Through talking to friends and, of course, trawling around the Internet, we found an association that occupies itself with trying to keep the Bayeux race going. If I’ve understood correctly, it seems that it’s one of the last six French old breeds. It has suffered from the commercial success of the Large White/ Pietrain cross modern farm pig. Back in 1996, there were only 15 boars and 51 sows left and, it’s true to say, with the introduction of Pietrain blood, very few pure race Bayeux remain. (Info sheet on the Bayeux, in French. Downloads as a PDF file)
Originating in the Calvados region, the Bayeux is a old cross between the French Blanc de l’Ouest and the English Berkshire: porky entente cordiale! Crossing a white pig with a black pig makes the Bayeux … a white pig with black spots, much like the Gloucester Old Spot with which it also shares floppy ears.

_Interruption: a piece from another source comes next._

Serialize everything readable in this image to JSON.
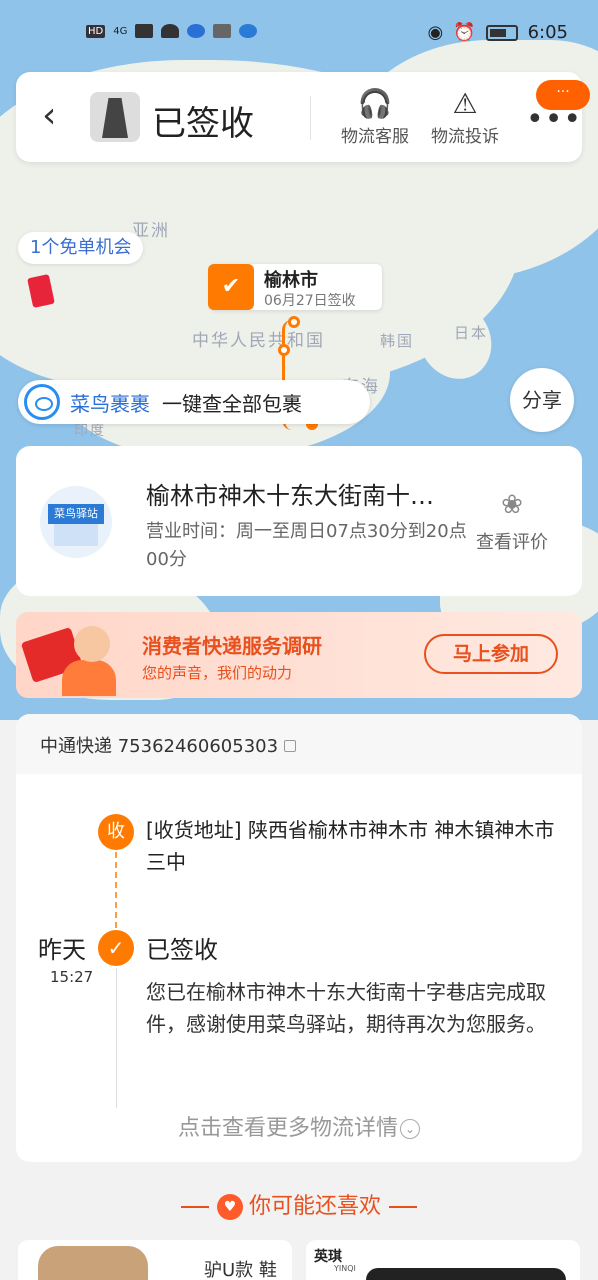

Towards the end of French lunchtime (Midday – 2pm) I telephoned Monsieur Thierry LERROUILLY of the Syndicat des Eleveurs de Porcs Bayeux. He wasn’t immediately interested when he knew that we just wanted a couple to fatten up (he is, after all, trying to promote new breeding pairs throughout France) but I explained that we were serious about old breeds and that owners of this rare pig will inevitably produce animals that aren’t desirable to keep as breeding stock and so we’d be helping the process by buying such animals. He warmed to the idea and gave me a couple of phone numbers of breeders, unfortunately not too close to us. “Ahh” he exclaimed, he did know of “un britannique, name of Lloyd, who lives in Finistère who he helped obtain a boar and two sows. He was sorry that he didn’t have his number but he gave me the number of someone who might.
By coincidence, we bought a couple of our Ouessant ewes from a Mike Lloyd back in 2007. I remember him showing me some piglets that had recently been born tearing around a little wooded area like a gang of street urchins (see photo). Happily, it’s the same guy and, knowing how he keeps his animals (and he is correctly registered) we could confident of buying happy and healthy animals. He had an uncertain start, with the boar turning nasty and one sow barren, so for the moment, he has had the remaining sow served with another English rare breed, the red-haired Tamworth. He’ll be able to sell us pure Bayeux next year. In the meantime, check out the black-spotted orange piglets that we’ll be welcoming here just after Easter, when they’ll be nine weeks, old, weaned and ready to go out onto pasture.